SIGNIFICANCE STATEMENT These studies identified structures and enzymology for two distinct homodimer metabolites and indicate a novel biotransformation reaction mediated by CYP3A. In it, two molecules may bind within the active site and combine through radical coupling. The mechanism of dimerization was elucidated using density functional theory computations and supported by molecular modeling.
Introduction
GDC-0994 (structure shown in Fig. 1A) is a selective, potent, orally bioavailable, small molecule inhibitor of extracellular signal-regulated kinase (ERK)1 and ERK2. It has proven antitumor activity in RAS- and RAF-mutant human tumor cell-line models in vitro and in vivo (Blake et al., 2016). Based on its mechanism of action and the high frequency of mitogen-activated protein kinase pathway activation in human cancers, GDC-0994 was in development as an anticancer therapeutic with potential in a broad array of cancer indications (Ren et al., 2015; Kirouac et al., 2017) including its clinical testing in patients with locally advanced or metastatic solid tumors (Varga et al., 2020). While thoroughly evaluating the metabolic profile of GDC-0994 in rats, the nonclinical toxicological species that supported entry into clinical development, we identified two novel dimer metabolites (M13 and M14) that formed via cytochrome P450 (P450) oxidation.

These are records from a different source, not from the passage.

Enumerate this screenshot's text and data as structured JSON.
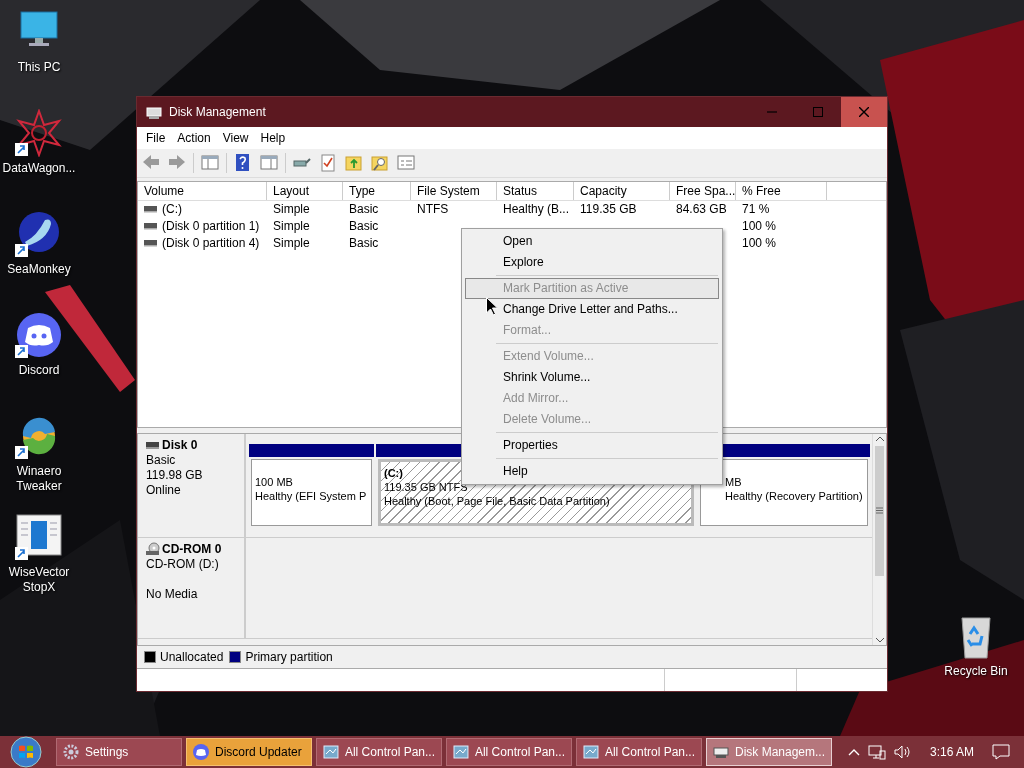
{
  "desktop_icons": [
    {
      "label": "This PC",
      "kind": "monitor",
      "shortcut": false
    },
    {
      "label": "DataWagon...",
      "kind": "star",
      "shortcut": true
    },
    {
      "label": "SeaMonkey",
      "kind": "bird",
      "shortcut": true
    },
    {
      "label": "Discord",
      "kind": "discord",
      "shortcut": true
    },
    {
      "label": "Winaero Tweaker",
      "kind": "swirl",
      "shortcut": true
    },
    {
      "label": "WiseVector StopX",
      "kind": "document",
      "shortcut": true
    }
  ],
  "recycle_bin": {
    "label": "Recycle Bin"
  },
  "window": {
    "title": "Disk Management"
  },
  "menu_bar": [
    "File",
    "Action",
    "View",
    "Help"
  ],
  "volume_list": {
    "columns": [
      "Volume",
      "Layout",
      "Type",
      "File System",
      "Status",
      "Capacity",
      "Free Spa...",
      "% Free"
    ],
    "rows": [
      {
        "cells": [
          "(C:)",
          "Simple",
          "Basic",
          "NTFS",
          "Healthy (B...",
          "119.35 GB",
          "84.63 GB",
          "71 %"
        ]
      },
      {
        "cells": [
          "(Disk 0 partition 1)",
          "Simple",
          "Basic",
          "",
          "",
          "",
          "",
          "100 %"
        ]
      },
      {
        "cells": [
          "(Disk 0 partition 4)",
          "Simple",
          "Basic",
          "",
          "",
          "",
          "",
          "100 %"
        ]
      }
    ]
  },
  "disks": [
    {
      "name": "Disk 0",
      "kind": "disk",
      "type": "Basic",
      "size": "119.98 GB",
      "status": "Online",
      "partitions": [
        {
          "size": "100 MB",
          "status": "Healthy (EFI System P",
          "selected": false
        },
        {
          "label": "(C:)",
          "size": "119.35 GB NTFS",
          "status": "Healthy (Boot, Page File, Basic Data Partition)",
          "selected": true
        },
        {
          "size": "MB",
          "status": "Healthy (Recovery Partition)",
          "selected": false
        }
      ]
    },
    {
      "name": "CD-ROM 0",
      "kind": "cdrom",
      "type": "CD-ROM (D:)",
      "status": "No Media"
    }
  ],
  "legend": [
    {
      "label": "Unallocated",
      "color": "#000000"
    },
    {
      "label": "Primary partition",
      "color": "#000080"
    }
  ],
  "context_menu": [
    {
      "kind": "item",
      "label": "Open",
      "disabled": false,
      "selected": false
    },
    {
      "kind": "item",
      "label": "Explore",
      "disabled": false,
      "selected": false
    },
    {
      "kind": "separator"
    },
    {
      "kind": "item",
      "label": "Mark Partition as Active",
      "disabled": true,
      "selected": true
    },
    {
      "kind": "item",
      "label": "Change Drive Letter and Paths...",
      "disabled": false,
      "selected": false
    },
    {
      "kind": "item",
      "label": "Format...",
      "disabled": true,
      "selected": false
    },
    {
      "kind": "separator"
    },
    {
      "kind": "item",
      "label": "Extend Volume...",
      "disabled": true,
      "selected": false
    },
    {
      "kind": "item",
      "label": "Shrink Volume...",
      "disabled": false,
      "selected": false
    },
    {
      "kind": "item",
      "label": "Add Mirror...",
      "disabled": true,
      "selected": false
    },
    {
      "kind": "item",
      "label": "Delete Volume...",
      "disabled": true,
      "selected": false
    },
    {
      "kind": "separator"
    },
    {
      "kind": "item",
      "label": "Properties",
      "disabled": false,
      "selected": false
    },
    {
      "kind": "separator"
    },
    {
      "kind": "item",
      "label": "Help",
      "disabled": false,
      "selected": false
    }
  ],
  "taskbar": {
    "buttons": [
      {
        "label": "Settings",
        "kind": "gear",
        "selected": false,
        "flashing": false
      },
      {
        "label": "Discord Updater",
        "kind": "discord",
        "selected": false,
        "flashing": true
      },
      {
        "label": "All Control Pan...",
        "kind": "panel",
        "selected": false,
        "flashing": false
      },
      {
        "label": "All Control Pan...",
        "kind": "panel",
        "selected": false,
        "flashing": false
      },
      {
        "label": "All Control Pan...",
        "kind": "panel",
        "selected": false,
        "flashing": false
      },
      {
        "label": "Disk Managem...",
        "kind": "disk",
        "selected": true,
        "flashing": false
      }
    ],
    "clock": "3:16 AM"
  }
}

P450 enzymes catalyze a wide range of reactions for the metabolism of xenobiotics. The most common reactions include carbon hydroxylation, heteroatom oxygenation, dealkylation, and epoxidation (Ortiz de Montellano and De Voss, 2005). However, a variety of uncommon reactions by P450s have been observed. These reactions are of particular interest because their products are often not easily predicted (Guengerich and Munro, 2013). From a research perspective, these case examples provide interesting opportunities to probe the diversity of P450 function. From a drug discovery and development perspective, an unexpected metabolite adds to uncertainties and associated risks of a candidate molecule upon its first administration to human subjects (Schadt et al., 2018). Therefore, understanding reaction mechanisms, structural requirements, and specific isoform(s) responsible for these reactions is critical to anticipate and mitigate metabolic liabilities.

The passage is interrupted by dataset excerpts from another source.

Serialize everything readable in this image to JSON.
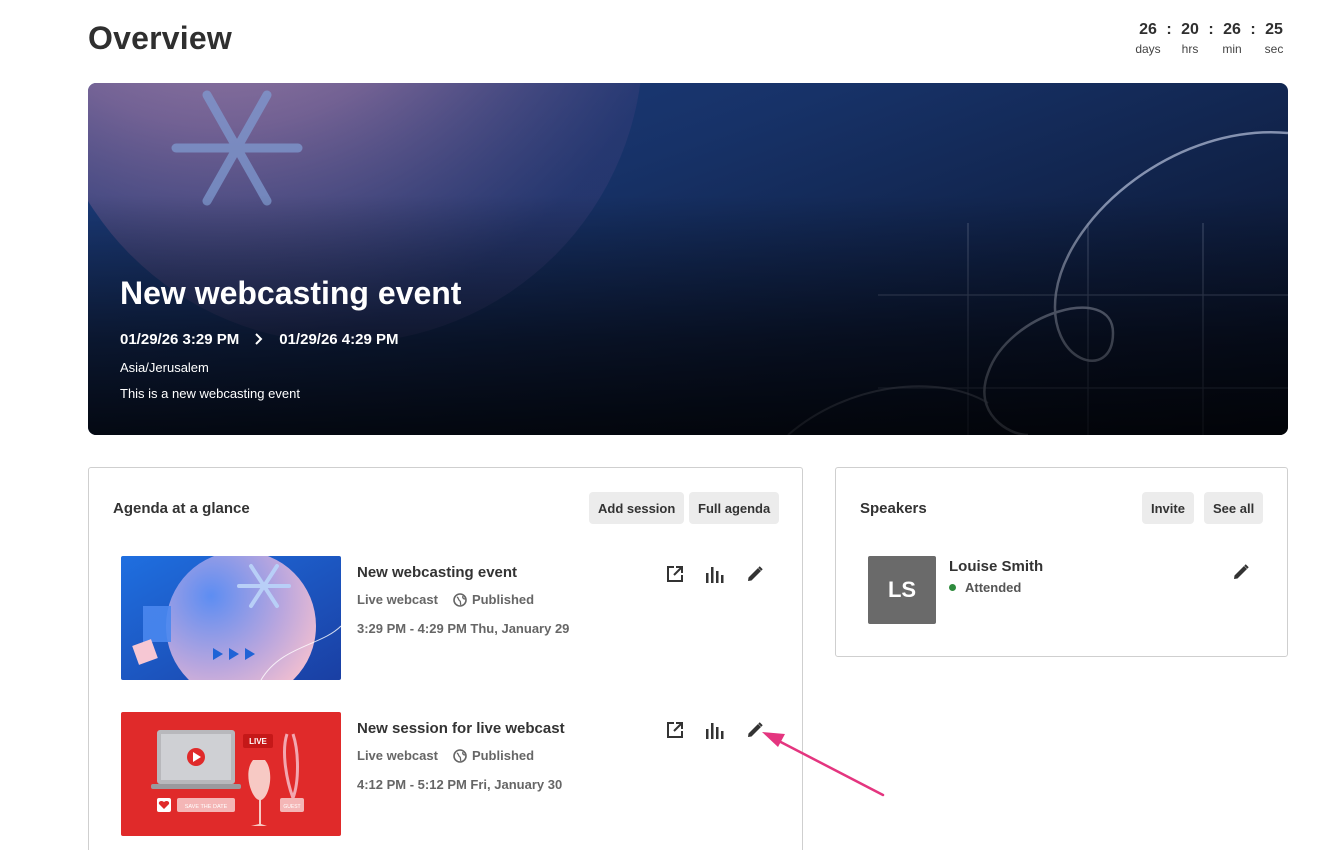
{
  "page": {
    "title": "Overview"
  },
  "countdown": {
    "days": "26",
    "hrs": "20",
    "min": "26",
    "sec": "25",
    "days_label": "days",
    "hrs_label": "hrs",
    "min_label": "min",
    "sec_label": "sec",
    "separator": ":"
  },
  "hero": {
    "title": "New webcasting event",
    "start": "01/29/26 3:29 PM",
    "end": "01/29/26 4:29 PM",
    "timezone": "Asia/Jerusalem",
    "description": "This is a new webcasting event"
  },
  "agenda": {
    "title": "Agenda at a glance",
    "add_session_label": "Add session",
    "full_agenda_label": "Full agenda",
    "sessions": [
      {
        "title": "New webcasting event",
        "type": "Live webcast",
        "status": "Published",
        "time": "3:29 PM - 4:29 PM Thu, January 29"
      },
      {
        "title": "New session for live webcast",
        "type": "Live webcast",
        "status": "Published",
        "time": "4:12 PM - 5:12 PM Fri, January 30",
        "thumb_text": {
          "live": "LIVE",
          "save_the_date": "SAVE THE DATE",
          "guest": "GUEST"
        }
      }
    ]
  },
  "speakers": {
    "title": "Speakers",
    "invite_label": "Invite",
    "see_all_label": "See all",
    "items": [
      {
        "initials": "LS",
        "name": "Louise Smith",
        "status": "Attended"
      }
    ]
  },
  "colors": {
    "accent_arrow": "#e4357f",
    "status_attended": "#2e8b3d",
    "button_bg": "#ececec"
  }
}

Of the P450 isoforms found in humans, CYP3A4 is most frequently identified as the principalmetabolizing enzyme of approved drugs (Cerny, 2016). CYP3A4 has a large and flexible active site that accommodates a variety of ligands, including large substrates such as cyclosporine A (molar mass 1203 g/mol). Understanding the diversity of reactions that CYP3A4 can catalyze provides a foundation to understand the breadth of possible metabolic products it can generate and feed back to the design and optimization of new molecular entities.

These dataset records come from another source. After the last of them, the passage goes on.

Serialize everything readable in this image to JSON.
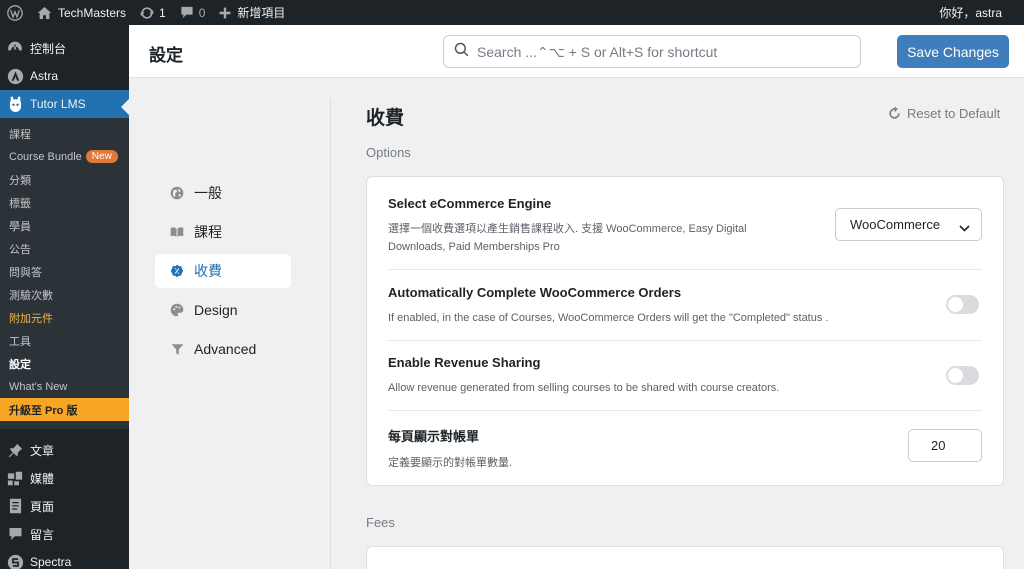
{
  "admin_bar": {
    "site_name": "TechMasters",
    "updates_count": "1",
    "comments_count": "0",
    "new_label": "新增項目",
    "greeting": "你好，astra"
  },
  "sidebar": {
    "top": [
      {
        "label": "控制台",
        "icon": "dashboard-icon"
      },
      {
        "label": "Astra",
        "icon": "astra-icon"
      },
      {
        "label": "Tutor LMS",
        "icon": "tutor-icon"
      }
    ],
    "submenu": [
      {
        "label": "課程"
      },
      {
        "label": "Course Bundle",
        "badge": "New"
      },
      {
        "label": "分類"
      },
      {
        "label": "標籤"
      },
      {
        "label": "學員"
      },
      {
        "label": "公告"
      },
      {
        "label": "問與答"
      },
      {
        "label": "測驗次數"
      },
      {
        "label": "附加元件"
      },
      {
        "label": "工具"
      },
      {
        "label": "設定"
      },
      {
        "label": "What's New"
      },
      {
        "label": "升級至 Pro 版"
      }
    ],
    "bottom": [
      {
        "label": "文章",
        "icon": "pin-icon"
      },
      {
        "label": "媒體",
        "icon": "media-icon"
      },
      {
        "label": "頁面",
        "icon": "page-icon"
      },
      {
        "label": "留言",
        "icon": "comment-icon"
      },
      {
        "label": "Spectra",
        "icon": "spectra-icon"
      }
    ]
  },
  "header": {
    "title": "設定",
    "search_placeholder": "Search ...⌃⌥ + S or Alt+S for shortcut",
    "save_label": "Save Changes"
  },
  "settings_nav": [
    {
      "label": "一般",
      "icon": "globe-icon"
    },
    {
      "label": "課程",
      "icon": "book-icon"
    },
    {
      "label": "收費",
      "icon": "payment-icon"
    },
    {
      "label": "Design",
      "icon": "palette-icon"
    },
    {
      "label": "Advanced",
      "icon": "filter-icon"
    }
  ],
  "main": {
    "section_title": "收費",
    "reset_label": "Reset to Default",
    "options_label": "Options",
    "fees_label": "Fees",
    "rows": [
      {
        "title": "Select eCommerce Engine",
        "desc": "選擇一個收費選項以產生銷售課程收入. 支援 WooCommerce, Easy Digital Downloads, Paid Memberships Pro",
        "value": "WooCommerce"
      },
      {
        "title": "Automatically Complete WooCommerce Orders",
        "desc": "If enabled, in the case of Courses, WooCommerce Orders will get the \"Completed\" status .",
        "enabled": false
      },
      {
        "title": "Enable Revenue Sharing",
        "desc": "Allow revenue generated from selling courses to be shared with course creators.",
        "enabled": false
      },
      {
        "title": "每頁顯示對帳單",
        "desc": "定義要顯示的對帳單數量.",
        "value": "20"
      }
    ]
  }
}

In this report, we describe the identification and structure determination of two distinct homodimers of GDC-0994 and provide in vitro evidence that CYP3A catalyzed their formations. We also embarked on a computational study using density functional theory (DFT) to determine the likely mechanism of dimer formation and molecular modeling to evaluate the feasibility of dimer formation within CYP3A4.
Materials and Methods
Chemicals and Reagents.
[14C]GDC-0994 was synthesized by Selcia Limited (Essex, UK) with radiochemical purity >98.5% (specific activity 52.23 mCi/mmol), and nonradiolabeled GDC-0994 was synthesized at Genentech (South San Francisco, CA). Liver microsomes and recombinant P450 enzymes were purchased from BD Gentest (San Jose, CA) or Bioreclamation IVT (Westbury, NY). Horseradish peroxidase was obtained from Sigma-Aldrich (St Louis, MO). Myeloperoxidase from human leukocytes was purchased from EMD Millipore Co. (Temecula, CA). All chemical reagents and solvents were purchased from commercial sources at the highest purities possible.
In Vivo Metabolite Identification Study.
Male and female Sprague-Dawley rats were orally administered a single dose of [14C]GDC-0994 at 50 mg/kg (100 µCi/kg) in 1% carboxymethylcellulose, 0.5% Tween, and 5 mM citrate solution. In vivo study design, sample collection, and radioanalysis are described in Supplemental Materials. Metabolite profiling and identification was performed using liquid chromatography coupled with simultaneous radiodetection and high-resolution mass spectrometric analysis. Method details are also provided in Supplemental Materials.
Metabolite Generation Using Biomimetic Enzymes.
BMO Production Kit (HCK1001-03-027-A7-10) (HepatoChem Inc., Beverly, MA) was used to generate, scale up, and isolate two metabolites of interest, M13 and M14. Standard protocols provided by the vendor were followed for screening, optimization, and production of metabolites. The incubations were performed with 6.25 mM of GDC-0994 free base. The dimer metabolites were purified by semipreparative liquid chromatography using a Hypersil Gold C18 column (150 × 10 mm, 5 µm particle size; Thermo Scientific, San Jose, CA) with mobile phases of 0.1% formic acid in water and acetonitrile at a constant flow rate of 4.6 ml/min. The incubation products were separated by gradient elution, and fractions were collected and surveyed by liquid chromatography–mass spectrometry for the analytes of interest. The fractions containing M13 and M14 were then separately combined and evaporated to dryness under vacuum.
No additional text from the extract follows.